Governor’s Budget Proposal Rejects Funding Increase Request
Today, Governor Corbett's proposed budget was announced and effectively flat-funds SFPP at $17.338 million. If funding simply kept pace with food prices, the program would need $24.6 million just to break even.
We fought for it.
You may remember in November (read about it here), we hand-delivered a letter to Governor Corbett signed by 1,240 of Pennsylvania’s hunger relief organizations, religious congregations, student groups, human service agencies and other charitable organizations calling for increased funding for the State Food Purchase Program (SFPP). Again in December and January, we asked the public to send an e-mail directly to the governor with the same request and in two short months, more than 700 people e-mailed the governor. In January we also hosted a statewide call-in day. We have reached out to Governor Corbett using every type of communication possible --- but still it went unnoticed.

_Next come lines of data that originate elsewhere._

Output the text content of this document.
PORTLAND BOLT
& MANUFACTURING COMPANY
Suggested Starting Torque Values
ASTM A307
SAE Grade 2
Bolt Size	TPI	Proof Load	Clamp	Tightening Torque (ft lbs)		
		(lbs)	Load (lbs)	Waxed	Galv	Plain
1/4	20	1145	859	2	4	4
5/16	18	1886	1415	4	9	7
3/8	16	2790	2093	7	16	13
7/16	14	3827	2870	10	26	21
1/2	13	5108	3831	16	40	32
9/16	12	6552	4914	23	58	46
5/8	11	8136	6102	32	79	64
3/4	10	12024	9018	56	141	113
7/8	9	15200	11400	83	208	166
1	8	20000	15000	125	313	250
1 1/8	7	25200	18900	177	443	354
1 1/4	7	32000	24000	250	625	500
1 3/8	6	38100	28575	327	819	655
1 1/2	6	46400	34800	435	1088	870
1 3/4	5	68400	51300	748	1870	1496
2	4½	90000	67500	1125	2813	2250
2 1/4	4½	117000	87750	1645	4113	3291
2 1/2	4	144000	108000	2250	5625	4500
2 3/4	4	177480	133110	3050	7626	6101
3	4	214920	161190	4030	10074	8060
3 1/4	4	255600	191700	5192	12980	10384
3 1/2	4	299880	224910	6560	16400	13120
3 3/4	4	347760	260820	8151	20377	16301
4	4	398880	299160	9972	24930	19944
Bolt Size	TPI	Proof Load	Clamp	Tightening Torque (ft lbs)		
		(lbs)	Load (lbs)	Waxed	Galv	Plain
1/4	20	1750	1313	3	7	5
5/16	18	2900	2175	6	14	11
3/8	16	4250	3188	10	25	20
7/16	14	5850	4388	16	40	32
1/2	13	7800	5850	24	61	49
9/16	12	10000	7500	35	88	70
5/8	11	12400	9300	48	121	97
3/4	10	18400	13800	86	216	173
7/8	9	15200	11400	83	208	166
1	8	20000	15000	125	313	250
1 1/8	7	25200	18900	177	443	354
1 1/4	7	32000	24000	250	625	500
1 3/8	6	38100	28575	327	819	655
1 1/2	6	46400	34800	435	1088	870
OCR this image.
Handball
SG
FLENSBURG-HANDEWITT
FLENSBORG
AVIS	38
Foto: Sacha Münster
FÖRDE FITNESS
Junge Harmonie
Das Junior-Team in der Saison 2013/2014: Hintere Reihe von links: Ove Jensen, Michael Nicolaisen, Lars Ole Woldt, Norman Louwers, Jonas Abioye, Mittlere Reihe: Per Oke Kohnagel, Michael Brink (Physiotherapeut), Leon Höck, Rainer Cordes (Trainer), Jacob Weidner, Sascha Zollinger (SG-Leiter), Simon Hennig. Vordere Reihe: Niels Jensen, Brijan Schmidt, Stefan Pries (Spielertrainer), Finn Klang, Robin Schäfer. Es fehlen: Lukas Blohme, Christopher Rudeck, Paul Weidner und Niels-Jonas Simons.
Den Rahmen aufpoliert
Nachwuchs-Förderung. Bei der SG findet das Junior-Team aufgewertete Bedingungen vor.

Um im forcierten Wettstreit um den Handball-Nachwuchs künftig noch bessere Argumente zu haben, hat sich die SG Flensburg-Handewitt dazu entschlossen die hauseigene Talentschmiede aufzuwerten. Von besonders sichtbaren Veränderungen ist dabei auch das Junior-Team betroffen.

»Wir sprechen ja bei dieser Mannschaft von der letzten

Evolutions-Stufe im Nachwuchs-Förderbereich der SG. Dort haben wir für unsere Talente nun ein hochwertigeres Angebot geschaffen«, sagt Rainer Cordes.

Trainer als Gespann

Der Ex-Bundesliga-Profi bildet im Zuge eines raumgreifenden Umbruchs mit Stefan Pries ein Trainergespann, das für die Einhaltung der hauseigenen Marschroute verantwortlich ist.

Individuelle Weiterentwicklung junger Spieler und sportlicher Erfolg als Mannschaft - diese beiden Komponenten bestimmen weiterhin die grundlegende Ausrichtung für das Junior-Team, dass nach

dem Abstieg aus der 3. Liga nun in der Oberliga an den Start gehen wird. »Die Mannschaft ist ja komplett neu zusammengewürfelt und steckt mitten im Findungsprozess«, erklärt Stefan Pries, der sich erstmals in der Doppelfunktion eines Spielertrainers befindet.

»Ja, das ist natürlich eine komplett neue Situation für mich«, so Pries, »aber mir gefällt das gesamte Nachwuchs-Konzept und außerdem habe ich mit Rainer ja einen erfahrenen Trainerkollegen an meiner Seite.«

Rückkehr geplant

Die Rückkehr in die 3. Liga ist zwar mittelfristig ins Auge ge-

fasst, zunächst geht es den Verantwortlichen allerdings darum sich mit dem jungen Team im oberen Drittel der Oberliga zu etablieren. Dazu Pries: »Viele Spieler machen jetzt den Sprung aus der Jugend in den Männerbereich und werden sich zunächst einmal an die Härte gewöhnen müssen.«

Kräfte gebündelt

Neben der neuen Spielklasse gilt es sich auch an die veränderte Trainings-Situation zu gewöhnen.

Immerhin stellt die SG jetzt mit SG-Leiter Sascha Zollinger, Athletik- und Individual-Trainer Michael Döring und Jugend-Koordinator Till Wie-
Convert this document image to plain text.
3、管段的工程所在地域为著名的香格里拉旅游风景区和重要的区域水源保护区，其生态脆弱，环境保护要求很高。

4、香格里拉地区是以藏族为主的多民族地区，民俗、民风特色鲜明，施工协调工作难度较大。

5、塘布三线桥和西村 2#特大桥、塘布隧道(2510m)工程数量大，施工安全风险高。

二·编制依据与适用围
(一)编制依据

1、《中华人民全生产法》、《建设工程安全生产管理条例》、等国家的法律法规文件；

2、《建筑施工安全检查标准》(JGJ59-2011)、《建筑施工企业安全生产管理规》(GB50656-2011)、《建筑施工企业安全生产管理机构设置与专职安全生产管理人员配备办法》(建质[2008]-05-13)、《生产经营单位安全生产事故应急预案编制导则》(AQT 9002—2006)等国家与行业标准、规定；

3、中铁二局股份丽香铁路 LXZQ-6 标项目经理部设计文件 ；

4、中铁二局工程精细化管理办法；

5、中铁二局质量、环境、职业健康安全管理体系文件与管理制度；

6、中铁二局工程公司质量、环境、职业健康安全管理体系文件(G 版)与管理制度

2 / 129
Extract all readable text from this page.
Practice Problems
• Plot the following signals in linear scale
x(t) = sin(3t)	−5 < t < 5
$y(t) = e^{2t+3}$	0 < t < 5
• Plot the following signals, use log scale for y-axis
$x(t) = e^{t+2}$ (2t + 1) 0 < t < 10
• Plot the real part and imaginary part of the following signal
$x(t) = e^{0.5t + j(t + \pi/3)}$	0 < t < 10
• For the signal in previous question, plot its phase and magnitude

Why was it so important that the State Food Purchase Program receive an increase in funding?
Funding for SFPP, one of the commonwealth’s most important tools in the fight against hunger, has remained stagnant over the last several years while the number of Pennsylvanians that rely on this program has increased sharply year to year. Needs simply are growing too much, too fast --- especially now that benefit allocations expired Nov. 1 for the federally funded Supplemental Nutrition Assistance Program, or SNAP, commonly called “food stamps,” and additional cuts will accompany the recently enacted federal farm bill (read about that Farm Bill here).
How this will affect the people around you every day, and maybe even you.
The State Food Purchase Program provides cash grants to counties for the purchase and distribution of food to low-income individuals. Those 1,240 statewide organizations signed that letter to the governor in November because they all rely on these funds to keep their doors open and maintain their programs and they have all been making do with less than what they need for a long time. From backpack programs that send food home with kids that don’t have access to food during the weekends and programs for seniors that assist them with a weekly meal to hot meals for the working poor, these program all need this funding to operate, and the lines have grown dramatically over the last few years as the funding has remained the same.
Peg Bianca, Executive Director of the Greater Berks Food Bank summed it up when she said, “We have worked so hard with so little for so long and the idea of turning people away is unthinkable, but we simply lack the resources. The need is so great and so real and it is growing. These are REAL people with needs --- children, seniors and parents who are just trying to make ends meet. We were hoping the Governor would see this need; we’ve been fighting an uphill battle for a long time now.”